1. I wish I’d had the courage to live a life true to myself, not the life others expected of me.
The author said that this was the most common regret, and people do come to realize it at a time when they may no longer have the luxury of health to pursue these dreams.

With this in mind, I think it’s important, in whatever stage you are in right now, to reflect if you are living a life that is true to yourself. To live a life with no excuses and no regrets, you have to make sure that the state you are in now is something that you have decided for yourself is the most positive and fulfilling direction for you. Not what your parents, family, or friends think, what you think. Only you can know what you really want, and you just have to be brave enough to grab it.  

For Andrea in the Devil Wears Prada, I believe there is such a thing as courage in quitting. When it comes down to it, she decided that she wasn’t the person her boss believed her to be. She wasn’t ready to sacrifice her principles or friends to get on top of the ladder. And after she made that decision, she was much happier for it.  

2. I wish I hadn’t worked so hard.
You know when you always do overtime, and you feel like you can’t spend any time relaxing, else everything will fall to pieces? Well, contrary to what you might think, that might probably be the best time to get a vacation. Based on actual studies, this can rejuvinate your thought process, prevent a harsh burnout, and in the grand scheme of things even lower attrition rates for companies. I guess you can say this might be the reason why secretaries of Miranda Priestly doesn’t stay very long.     

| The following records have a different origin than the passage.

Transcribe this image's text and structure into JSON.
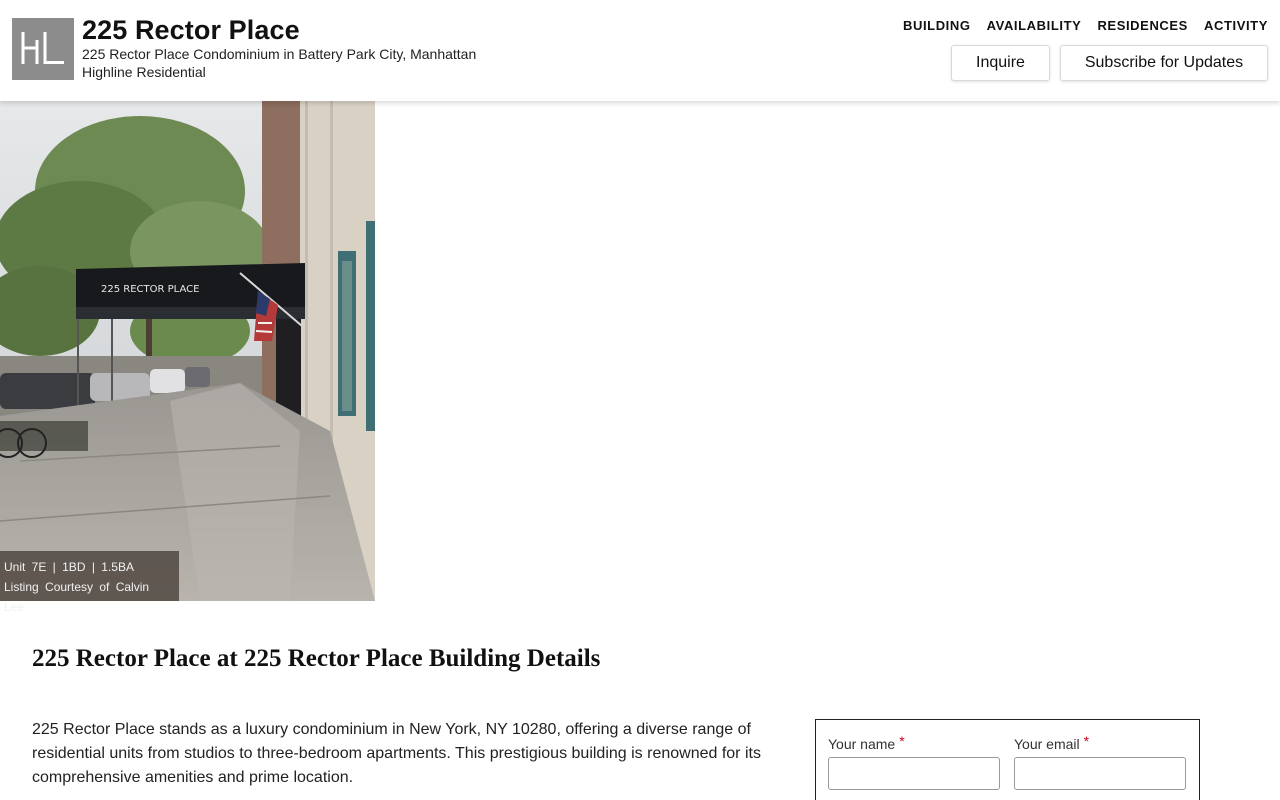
{
  "header": {
    "logo_text": "HL",
    "title": "225 Rector Place",
    "subtitle": "225 Rector Place Condominium in Battery Park City, Manhattan",
    "brand": "Highline Residential",
    "nav": [
      "BUILDING",
      "AVAILABILITY",
      "RESIDENCES",
      "ACTIVITY"
    ],
    "inquire_label": "Inquire",
    "subscribe_label": "Subscribe for Updates"
  },
  "photo": {
    "awning_text": "225 RECTOR PLACE",
    "caption_line1": "Unit 7E | 1BD | 1.5BA",
    "caption_line2": "Listing Courtesy of Calvin Lee"
  },
  "main": {
    "section_title": "225 Rector Place at 225 Rector Place Building Details",
    "description": "225 Rector Place stands as a luxury condominium in New York, NY 10280, offering a diverse range of residential units from studios to three-bedroom apartments. This prestigious building is renowned for its comprehensive amenities and prime location."
  },
  "form": {
    "name_label": "Your name",
    "email_label": "Your email",
    "required_marker": "*"
  },
  "colors": {
    "logo_bg": "#8c8c8c",
    "required": "#d0021b"
  }
}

But if you are very much a wokaholic, who just makes a point of working and working, sacrificing everything else for your career, do keep in mind this fact that when people get older, no one wished that they had worked longer hours. No one. So set aside some time to think about what really is the most important for you before it’s too late.   

3. I wish I’d had the courage to express my feelings.
If there is something that is very much bothering you deep in the pit of your stomach, let it out, you will feel so much better for it. If it’s that important, don’t think about what others will think, will say, or will do. Society will judge you anyway, so first and foremost, be kind to yourself.

There is a related quote by Mark Twain, and it goes: Twenty years from now you will be more dissappointed by the things you didn’t do than by the ones you did. So have that bit of courage to step out of your shell, and remember that you should never settle for anything less than you think you could, and more importantly not because someone else think you could not do it.

4. I wish I had stayed in touch with my friends.
It’s so easy to get caught up with what you are doing right now that you forget about the people in your life that are actually the ones that make life worthwhile. Don’t take your friends or family for granted. If you don’t have time, make time.

In the movie, Andrea was focusing all of her time and energy in work that her relationships became rocky. She did soon realize how important these relationships were to her. And It’s good to mend these things before it’s too late.  

5. I wish that I had let myself be happier.
This notion is intertwined with some people generally being afraid of change. They become comfortable in old habits and ways that they didn’t just get out there and experience things to laugh and be silly about. They might have been too scared about what others may think that they traded off their own happiness for it. I don’t think that’s a good way to be, and being true to yourself is the only way to live a life well lived.

So yeah, that’s some of the thoughts I got from the Devil Wear’s Prada. I do think some movies can nudge you into introspecting about your own life, and gain something positive from it.  

I do think heroine, Andrea, got it. She got to the point where she was finally recognized for her work, but that was also when she realized, it wasn’t her. And as you should hopefully know by now, no work is worth sacrificing yourself over, as in the end, you don’t want to look back at your life regretting.

So that’s it, I hope you got a bit of value from my own introspection. What do you think? Are you happy with your work? Are you currently working over time? Do let me know what you plan on doing about it.